Starlette se voit nue dans sa salle de bain ; en corps : une foi. La chambre chère, les plateaux garnis, les fleurs précieuses, ce décor est unique, on voit rarement cela. Une épaisse serviette sur le lit, des bas gisant à terre. Nuit câline, seule complice. Elle tend le bras bien haut face au miroir. Et se mire mutine pour satisfaire son désir, ses amants passés (avenir), son image séduisante sur l'écran.

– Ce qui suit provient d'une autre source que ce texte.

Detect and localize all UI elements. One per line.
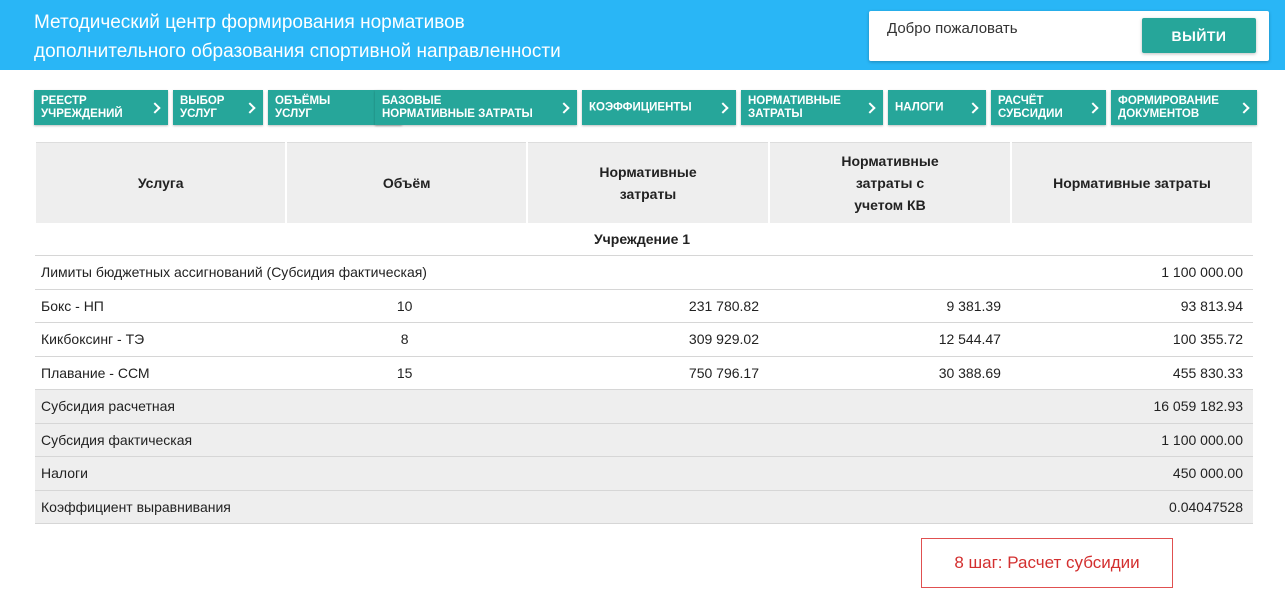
user-panel: Добро пожаловать ВЫЙТИ bbox=[869, 11, 1269, 61]
group-row: Учреждение 1 bbox=[35, 223, 1253, 256]
summary-value: 1 100 000.00 bbox=[1010, 423, 1253, 457]
chevron-right-icon bbox=[558, 101, 570, 114]
step-subsidy-calc[interactable]: РАСЧЁТ СУБСИДИИ bbox=[991, 90, 1106, 125]
step-label: КОЭФФИЦИЕНТЫ bbox=[589, 101, 692, 113]
cell-norm: 309 929.02 bbox=[526, 322, 769, 357]
chevron-right-icon bbox=[967, 101, 979, 114]
summary-label: Субсидия фактическая bbox=[35, 423, 1011, 457]
column-header-norm-costs-total: Нормативные затраты bbox=[1009, 142, 1255, 223]
summary-value: 0.04047528 bbox=[1010, 490, 1253, 524]
cell-service: Плавание - ССМ bbox=[35, 356, 287, 390]
column-header-volume: Объём bbox=[285, 142, 528, 223]
summary-row: Субсидия расчетная 16 059 182.93 bbox=[35, 389, 1253, 424]
cell-norm-kv: 30 388.69 bbox=[768, 356, 1011, 390]
step-annotation: 8 шаг: Расчет субсидии bbox=[921, 538, 1173, 588]
summary-label: Налоги bbox=[35, 456, 1011, 491]
cell-service: Кикбоксинг - ТЭ bbox=[35, 322, 287, 357]
summary-row: Налоги 450 000.00 bbox=[35, 456, 1253, 491]
limit-row: Лимиты бюджетных ассигнований (Субсидия … bbox=[35, 255, 1253, 290]
table-row: Кикбоксинг - ТЭ 8 309 929.02 12 544.47 1… bbox=[35, 322, 1253, 357]
cell-norm: 750 796.17 bbox=[526, 356, 769, 390]
step-select-services[interactable]: ВЫБОР УСЛУГ bbox=[173, 90, 263, 125]
summary-row: Коэффициент выравнивания 0.04047528 bbox=[35, 490, 1253, 524]
step-label: РАСЧЁТ СУБСИДИИ bbox=[998, 94, 1063, 120]
cell-volume: 15 bbox=[286, 356, 527, 390]
summary-label: Субсидия расчетная bbox=[35, 389, 1011, 424]
step-label: НОРМАТИВНЫЕ ЗАТРАТЫ bbox=[748, 94, 841, 120]
cell-service: Бокс - НП bbox=[35, 289, 287, 323]
step-documents[interactable]: ФОРМИРОВАНИЕ ДОКУМЕНТОВ bbox=[1111, 90, 1257, 125]
summary-label: Коэффициент выравнивания bbox=[35, 490, 1011, 524]
step-norm-costs[interactable]: НОРМАТИВНЫЕ ЗАТРАТЫ bbox=[741, 90, 883, 125]
step-registry[interactable]: РЕЕСТР УЧРЕЖДЕНИЙ bbox=[34, 90, 168, 125]
limit-label: Лимиты бюджетных ассигнований (Субсидия … bbox=[35, 255, 1011, 290]
chevron-right-icon bbox=[149, 101, 161, 114]
step-coefficients[interactable]: КОЭФФИЦИЕНТЫ bbox=[582, 90, 736, 125]
step-label: РЕЕСТР УЧРЕЖДЕНИЙ bbox=[41, 94, 123, 120]
title-line-1: Методический центр формирования норматив… bbox=[34, 12, 465, 33]
column-header-service: Услуга bbox=[33, 142, 288, 223]
limit-value: 1 100 000.00 bbox=[1010, 255, 1253, 290]
summary-row: Субсидия фактическая 1 100 000.00 bbox=[35, 423, 1253, 457]
cell-volume: 10 bbox=[286, 289, 527, 323]
chevron-right-icon bbox=[1087, 101, 1099, 114]
app-header: Методический центр формирования норматив… bbox=[0, 0, 1285, 70]
welcome-text: Добро пожаловать bbox=[887, 20, 1018, 37]
page-title: Методический центр формирования норматив… bbox=[34, 8, 561, 66]
chevron-right-icon bbox=[717, 101, 729, 114]
subsidy-table: Услуга Объём Нормативные затраты Нормати… bbox=[33, 142, 1255, 524]
cell-total: 100 355.72 bbox=[1010, 322, 1253, 357]
table-row: Бокс - НП 10 231 780.82 9 381.39 93 813.… bbox=[35, 289, 1253, 323]
summary-value: 16 059 182.93 bbox=[1010, 389, 1253, 424]
step-label: НАЛОГИ bbox=[895, 101, 944, 113]
column-header-norm-costs-kv: Нормативные затраты с учетом КВ bbox=[767, 142, 1012, 223]
group-label: Учреждение 1 bbox=[35, 223, 1253, 256]
table-header-row: Услуга Объём Нормативные затраты Нормати… bbox=[33, 142, 1255, 223]
summary-value: 450 000.00 bbox=[1010, 456, 1253, 491]
logout-button[interactable]: ВЫЙТИ bbox=[1142, 18, 1256, 53]
cell-norm-kv: 12 544.47 bbox=[768, 322, 1011, 357]
cell-norm-kv: 9 381.39 bbox=[768, 289, 1011, 323]
step-taxes[interactable]: НАЛОГИ bbox=[888, 90, 986, 125]
cell-total: 455 830.33 bbox=[1010, 356, 1253, 390]
chevron-right-icon bbox=[864, 101, 876, 114]
table-row: Плавание - ССМ 15 750 796.17 30 388.69 4… bbox=[35, 356, 1253, 390]
cell-norm: 231 780.82 bbox=[526, 289, 769, 323]
chevron-right-icon bbox=[244, 101, 256, 114]
title-line-2: дополнительного образования спортивной н… bbox=[34, 41, 561, 62]
step-label: ВЫБОР УСЛУГ bbox=[180, 94, 225, 120]
step-label: ФОРМИРОВАНИЕ ДОКУМЕНТОВ bbox=[1118, 94, 1219, 120]
cell-volume: 8 bbox=[286, 322, 527, 357]
cell-total: 93 813.94 bbox=[1010, 289, 1253, 323]
column-header-norm-costs: Нормативные затраты bbox=[525, 142, 770, 223]
step-base-costs[interactable]: БАЗОВЫЕ НОРМАТИВНЫЕ ЗАТРАТЫ bbox=[375, 90, 577, 125]
step-label: БАЗОВЫЕ НОРМАТИВНЫЕ ЗАТРАТЫ bbox=[382, 94, 533, 120]
chevron-right-icon bbox=[1238, 101, 1250, 114]
step-label: ОБЪЁМЫ УСЛУГ bbox=[275, 94, 331, 120]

Puis l'immortelle grâce est figée, offerte à la terre des silices et des cônes. Etre connue, être donnée, ce doit être entièrement, petite fille, voilà l'idée, l'excitation. On se prosterne, on est tenu, en transgression, ... c'est une douce prostitution, bien chère payée, mais sans inconvénients. C'est officiel, elle est si belle. "Reine du peuple, aime-le tout entier. Sans te cacher au regard des hommes, de tous, beaux comme malheureux abîmés. C'est la royauté sur ce monde relié, immédiat directeur de tes actes. Car au devant de la scène, on ne peut prétendre qu'au luxe et aux compliments, il faut goûter la terre, le sel et les poivres de saison, il faut la sueur, la peur, l'abandon". Le talent ou la bonté ne sont pas là où on les juge.